My favorite quotes from the post are: “No hardware plan survives contact with a factory” and “Your factory is your most important partner”

The factory is truly a partner in the product development process. Do not treat them as a vendor. I can not say this enough. Yes, I think vendor is a dirty word. It describes a relationship that is distant and adversarial. The other day I was talking with a new prospective client. He was telling me how he hired someone to visit China, to visit factories and get quotes for his product. The product was not even ready to be quoted. It was not in the third stage of prototyping, it was in the second stage so the product was not in a finalized form. The BOM (Bill of Materials) was still changing. Not ready.

Three stages of prototyping
Stage 1-Ugly prototype: Just get it to work (MVP)
Stage 2-Design and Materials prototype
Stage 3-Finalized product design that is used to Design the Supply Chain (DSC) and the finalized BOM

So what happens when you go out and try to price a continuing changing target, you keep coming back asking for more information. This wastes both your time and the factories time. At the end, the factory will not want to deal with you. Or if they take you on you will not be on the top of the list of priority customers. We have seen this happen many times. The factory will get frustrated with the continued 20 questions game. Think of it this way, your product is not the only one the factory is being approached to build. Why should they take you on? Will you give them continued business in the future?

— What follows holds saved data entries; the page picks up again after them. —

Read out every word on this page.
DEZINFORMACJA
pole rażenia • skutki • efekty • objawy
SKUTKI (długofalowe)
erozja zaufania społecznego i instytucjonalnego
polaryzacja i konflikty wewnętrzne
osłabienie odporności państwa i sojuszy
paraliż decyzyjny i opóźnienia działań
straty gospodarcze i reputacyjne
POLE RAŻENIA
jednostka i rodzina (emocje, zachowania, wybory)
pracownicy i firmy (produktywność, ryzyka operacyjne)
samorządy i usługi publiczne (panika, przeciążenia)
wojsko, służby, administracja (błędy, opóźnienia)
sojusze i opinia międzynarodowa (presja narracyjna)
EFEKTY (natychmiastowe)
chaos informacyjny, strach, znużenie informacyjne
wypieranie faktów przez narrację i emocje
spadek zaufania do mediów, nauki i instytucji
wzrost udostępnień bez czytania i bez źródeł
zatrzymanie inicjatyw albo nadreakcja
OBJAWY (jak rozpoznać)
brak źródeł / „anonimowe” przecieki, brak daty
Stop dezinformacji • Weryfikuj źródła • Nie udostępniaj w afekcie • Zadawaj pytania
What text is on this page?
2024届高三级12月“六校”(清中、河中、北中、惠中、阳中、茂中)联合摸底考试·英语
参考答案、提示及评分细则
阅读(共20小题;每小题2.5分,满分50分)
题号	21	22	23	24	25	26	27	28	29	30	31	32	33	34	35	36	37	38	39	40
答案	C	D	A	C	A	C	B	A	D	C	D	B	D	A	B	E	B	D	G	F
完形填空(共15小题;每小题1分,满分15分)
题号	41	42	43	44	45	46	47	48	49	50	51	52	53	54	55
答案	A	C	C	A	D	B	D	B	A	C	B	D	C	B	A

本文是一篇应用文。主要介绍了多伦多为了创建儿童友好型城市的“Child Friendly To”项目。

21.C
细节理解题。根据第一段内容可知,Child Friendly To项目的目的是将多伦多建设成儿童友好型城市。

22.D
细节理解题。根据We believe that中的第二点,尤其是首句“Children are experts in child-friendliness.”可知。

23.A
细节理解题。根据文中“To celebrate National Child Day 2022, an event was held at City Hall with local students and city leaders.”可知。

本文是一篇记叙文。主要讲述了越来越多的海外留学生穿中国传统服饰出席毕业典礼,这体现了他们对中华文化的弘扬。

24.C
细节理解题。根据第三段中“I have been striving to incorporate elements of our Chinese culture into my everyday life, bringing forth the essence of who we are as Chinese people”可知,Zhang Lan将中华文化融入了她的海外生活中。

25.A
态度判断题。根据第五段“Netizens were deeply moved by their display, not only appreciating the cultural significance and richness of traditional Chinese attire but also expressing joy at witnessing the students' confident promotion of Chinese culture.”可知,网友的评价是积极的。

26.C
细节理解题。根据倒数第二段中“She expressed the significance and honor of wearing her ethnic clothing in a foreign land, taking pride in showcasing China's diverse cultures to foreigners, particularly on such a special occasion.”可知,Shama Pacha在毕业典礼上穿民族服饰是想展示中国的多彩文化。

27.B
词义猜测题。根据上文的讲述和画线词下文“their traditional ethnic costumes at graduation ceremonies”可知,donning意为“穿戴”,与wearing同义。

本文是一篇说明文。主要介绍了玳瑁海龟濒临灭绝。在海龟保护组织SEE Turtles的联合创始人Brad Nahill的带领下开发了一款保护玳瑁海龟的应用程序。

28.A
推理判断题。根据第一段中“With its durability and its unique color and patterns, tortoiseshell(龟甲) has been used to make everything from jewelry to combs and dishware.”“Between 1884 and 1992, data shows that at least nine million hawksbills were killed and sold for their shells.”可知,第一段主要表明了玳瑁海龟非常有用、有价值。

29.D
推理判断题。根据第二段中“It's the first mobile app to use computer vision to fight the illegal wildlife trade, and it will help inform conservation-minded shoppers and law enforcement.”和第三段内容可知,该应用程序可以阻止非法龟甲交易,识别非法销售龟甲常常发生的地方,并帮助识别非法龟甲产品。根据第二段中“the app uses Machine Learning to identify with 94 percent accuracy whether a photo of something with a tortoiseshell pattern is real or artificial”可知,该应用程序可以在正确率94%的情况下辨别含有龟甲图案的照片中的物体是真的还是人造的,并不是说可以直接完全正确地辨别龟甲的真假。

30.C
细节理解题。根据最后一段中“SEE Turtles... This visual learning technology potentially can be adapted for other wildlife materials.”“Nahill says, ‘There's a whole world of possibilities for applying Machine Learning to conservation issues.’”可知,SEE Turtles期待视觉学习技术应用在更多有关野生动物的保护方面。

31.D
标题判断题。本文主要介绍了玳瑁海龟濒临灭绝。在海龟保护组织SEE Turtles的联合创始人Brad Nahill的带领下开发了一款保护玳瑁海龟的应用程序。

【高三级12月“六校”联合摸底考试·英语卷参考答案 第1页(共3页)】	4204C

The right way to approach this is to meet with the partner and see if you get along well. Why do it this way?  Well, because you are not getting into a short term business arrangement. This is not like going into a store, buying something of the shelf and then you are done. Everything is custom. When you get along with your partner things happen a lot easier. You might say you are building tacit knowledge in this arrangement. As one of my clients put it, we are married and we are in it for the long haul. There are capital risks that the factories take on, such as construction of the assembly line. The factories want to have partnerships that last a long time so they can justify the added costs. Most of my business partners past clients have been with them for 10 years plus. So, avoid being the lookie loo. You will piss them off. Be a partner instead. You will not regret it.